Пущевик махнул рукой-веткой, и ельник на западном краю поляны расступился. Стало видно: там продолжается тропа, которая привела их в Пущевиков Лог. Кажется, она даже стала шире.
«Не возвращайтесь, – пророкотало на прощание в спины людям, въезжающим под своды леса. – Никогда».
Вековые ели, шумевшие на опушке Черной пущи, остались позади, и Терёшка вздохнул полной грудью. Лес сразу сделался веселее и приветливее, а когда небо вовсю зарозовело, тропа выбежала из красно-золотого осинника на вырубку. За ней начинался наезженный проселок, который вывел отряд прямо на Кулиговский тракт.
Солнце уже выкатилось из-за мощных горных хребтов на востоке, когда русичи и алырцы наконец увидели Сухман-реку. Широкая, полноводная, она неспешно текла между крутых, белых, скалистых берегов. За рекой желтели сжатые поля, а за ними виднелась кайма обширных лесов у подножия Верших гор, что тянулись от самой реки далеко на северо-восток, почти до Светозарных пиков.
Тракт огибал Моховый лес и выводил прямо к переправе, где поднимались к небу дымки́ над избами села Толучеева, большого и богатого. Его осенний торг в округе далеко славился, хоть и сильно уступал знаменитой Воронецкой ярмарке.
К реке лепились несколько окруженных огородами изб, а у переправы стоял постоялый двор. Обнесенный бревенчатым тыном, большой, с высоким жилым подклетом и конюшнями. Несмотря на ранний час, и у его ворот, и у парома уже суетились люди.
– Здесь ты, государыня, с триозерцами встретиться и условилась? – кивнул в сторону постоялого двора Добрыня, обернувшись в седле к царице.
Мадина кивнула в ответ. Неохотно и хмуро, но, видать, она успела решить для себя: лгать богатырю бесполезно.
– Они меня уже дня два как поджидать должны.
– Добро, значит, тут и побеседуем с тобой да с ними ладом да по душам. А заодно перекусим и отдохнем, пока время есть… И к вам, Терёшка и Милена, у меня тоже разговор будет, – продолжил великоградец. – Вы с нами в Бряхимов поехать не хотите?

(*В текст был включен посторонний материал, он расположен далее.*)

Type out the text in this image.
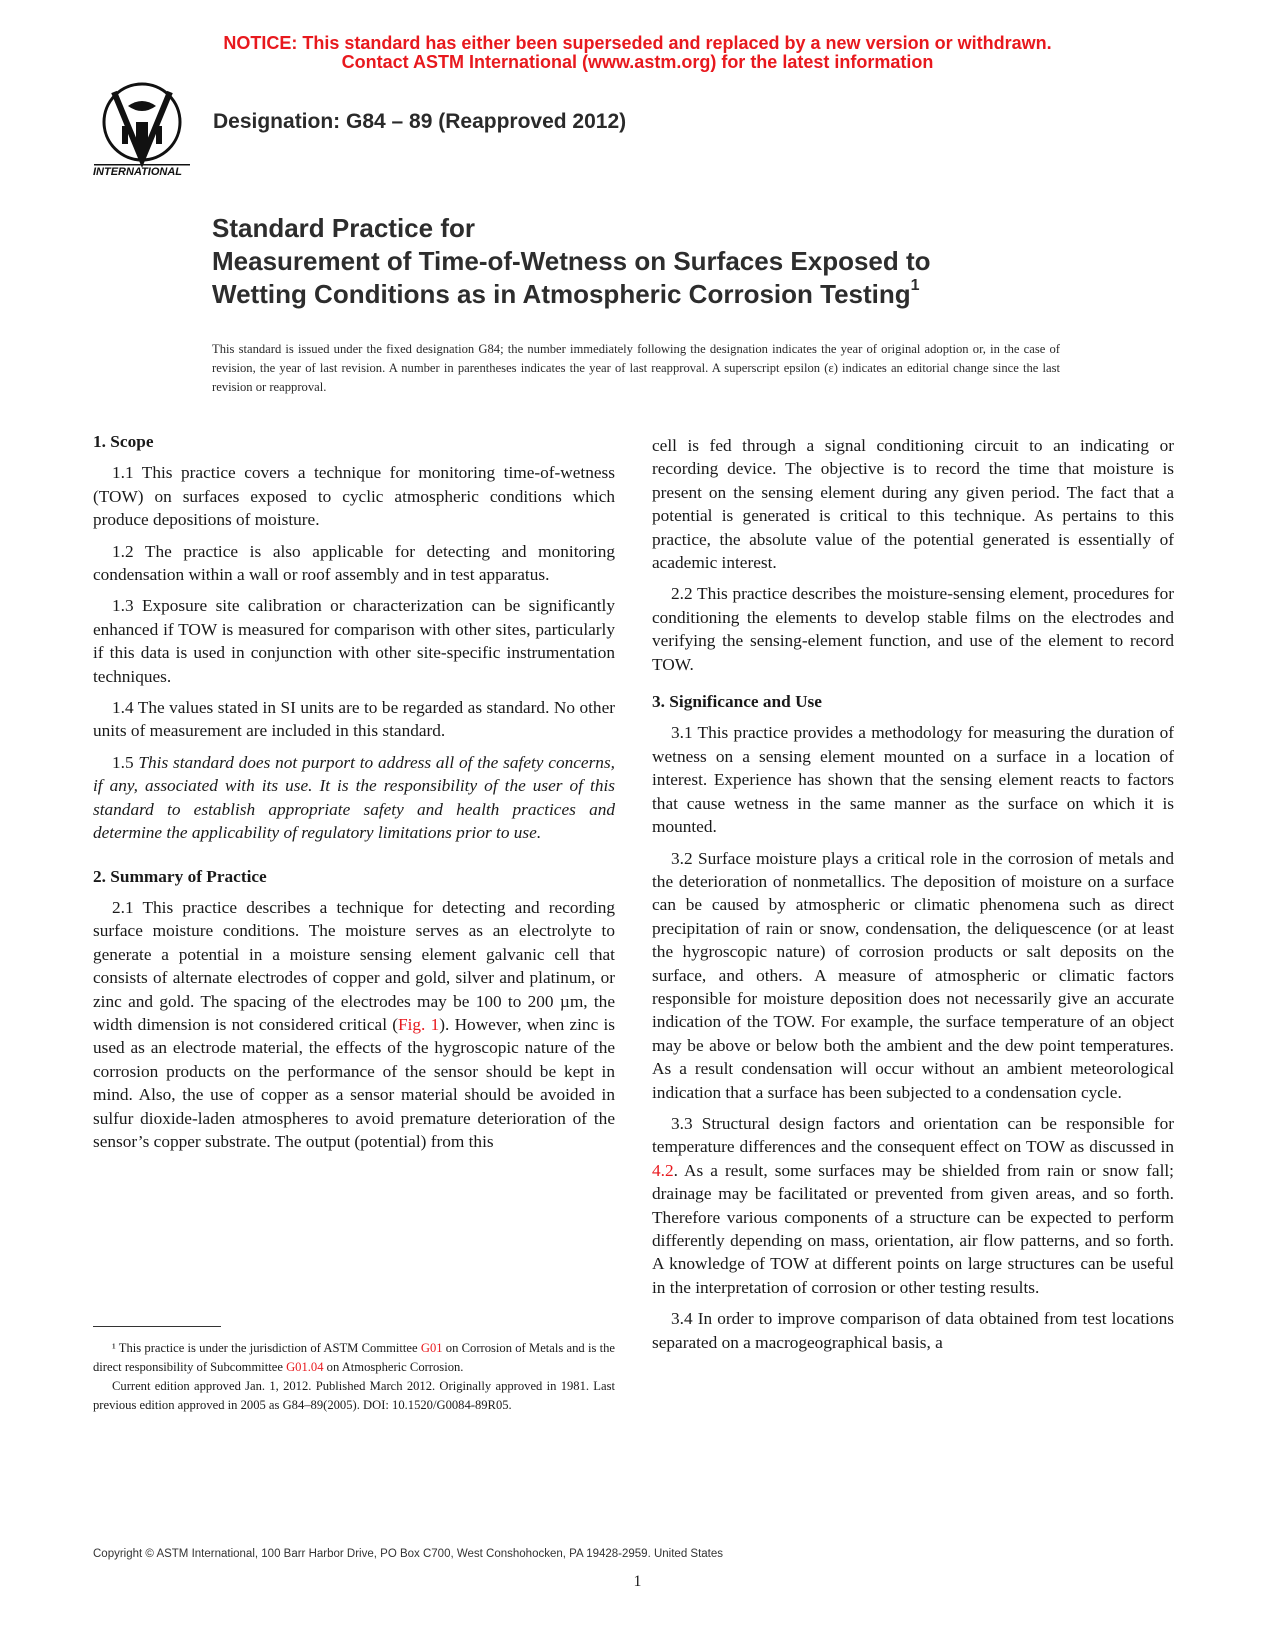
NOTICE: This standard has either been superseded and replaced by a new version or withdrawn.
Contact ASTM International (www.astm.org) for the latest information
INTERNATIONAL
Designation: G84 – 89 (Reapproved 2012)
Standard Practice for
Measurement of Time-of-Wetness on Surfaces Exposed to
Wetting Conditions as in Atmospheric Corrosion Testing$^1$
This standard is issued under the fixed designation G84; the number immediately following the designation indicates the year of original adoption or, in the case of revision, the year of last revision. A number in parentheses indicates the year of last reapproval. A superscript epsilon (ε) indicates an editorial change since the last revision or reapproval.
1. Scope

1.1 This practice covers a technique for monitoring time-of-wetness (TOW) on surfaces exposed to cyclic atmospheric conditions which produce depositions of moisture.

1.2 The practice is also applicable for detecting and monitoring condensation within a wall or roof assembly and in test apparatus.

1.3 Exposure site calibration or characterization can be significantly enhanced if TOW is measured for comparison with other sites, particularly if this data is used in conjunction with other site-specific instrumentation techniques.

1.4 The values stated in SI units are to be regarded as standard. No other units of measurement are included in this standard.

1.5 This standard does not purport to address all of the safety concerns, if any, associated with its use. It is the responsibility of the user of this standard to establish appropriate safety and health practices and determine the applicability of regulatory limitations prior to use.

2. Summary of Practice

2.1 This practice describes a technique for detecting and recording surface moisture conditions. The moisture serves as an electrolyte to generate a potential in a moisture sensing element galvanic cell that consists of alternate electrodes of copper and gold, silver and platinum, or zinc and gold. The spacing of the electrodes may be 100 to 200 µm, the width dimension is not considered critical (Fig. 1). However, when zinc is used as an electrode material, the effects of the hygroscopic nature of the corrosion products on the performance of the sensor should be kept in mind. Also, the use of copper as a sensor material should be avoided in sulfur dioxide-laden atmospheres to avoid premature deterioration of the sensor’s copper substrate. The output (potential) from this

¹ This practice is under the jurisdiction of ASTM Committee G01 on Corrosion of Metals and is the direct responsibility of Subcommittee G01.04 on Atmospheric Corrosion.

Current edition approved Jan. 1, 2012. Published March 2012. Originally approved in 1981. Last previous edition approved in 2005 as G84–89(2005). DOI: 10.1520/G0084-89R05.

cell is fed through a signal conditioning circuit to an indicating or recording device. The objective is to record the time that moisture is present on the sensing element during any given period. The fact that a potential is generated is critical to this technique. As pertains to this practice, the absolute value of the potential generated is essentially of academic interest.

2.2 This practice describes the moisture-sensing element, procedures for conditioning the elements to develop stable films on the electrodes and verifying the sensing-element function, and use of the element to record TOW.

3. Significance and Use

3.1 This practice provides a methodology for measuring the duration of wetness on a sensing element mounted on a surface in a location of interest. Experience has shown that the sensing element reacts to factors that cause wetness in the same manner as the surface on which it is mounted.

3.2 Surface moisture plays a critical role in the corrosion of metals and the deterioration of nonmetallics. The deposition of moisture on a surface can be caused by atmospheric or climatic phenomena such as direct precipitation of rain or snow, condensation, the deliquescence (or at least the hygroscopic nature) of corrosion products or salt deposits on the surface, and others. A measure of atmospheric or climatic factors responsible for moisture deposition does not necessarily give an accurate indication of the TOW. For example, the surface temperature of an object may be above or below both the ambient and the dew point temperatures. As a result condensation will occur without an ambient meteorological indication that a surface has been subjected to a condensation cycle.

3.3 Structural design factors and orientation can be responsible for temperature differences and the consequent effect on TOW as discussed in 4.2. As a result, some surfaces may be shielded from rain or snow fall; drainage may be facilitated or prevented from given areas, and so forth. Therefore various components of a structure can be expected to perform differently depending on mass, orientation, air flow patterns, and so forth. A knowledge of TOW at different points on large structures can be useful in the interpretation of corrosion or other testing results.

3.4 In order to improve comparison of data obtained from test locations separated on a macrogeographical basis, a

Copyright © ASTM International, 100 Barr Harbor Drive, PO Box C700, West Conshohocken, PA 19428-2959. United States
1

От неожиданности Терёшка, державшийся за пояс воеводы, даже покачнулся в седле. Бурушко фыркнул, мотнул гривой и заржал – раскатисто и, кажется, одобрительно. А у Миленки глаза распахнулись на пол-лица.
– Мы у вас теперь в долгу – и того не забудем. Но в Алырском царстве сможете вы, ребята, Великому Князю еще больше пользы принести, – пояснил Добрыня. – А в Китеж вы до зимы всяко успеете. Как с посольством своим разберусь, сам прослежу, чтобы вы туда попали, слово мое крепко. Так что не отказывайтесь сразу, подумайте.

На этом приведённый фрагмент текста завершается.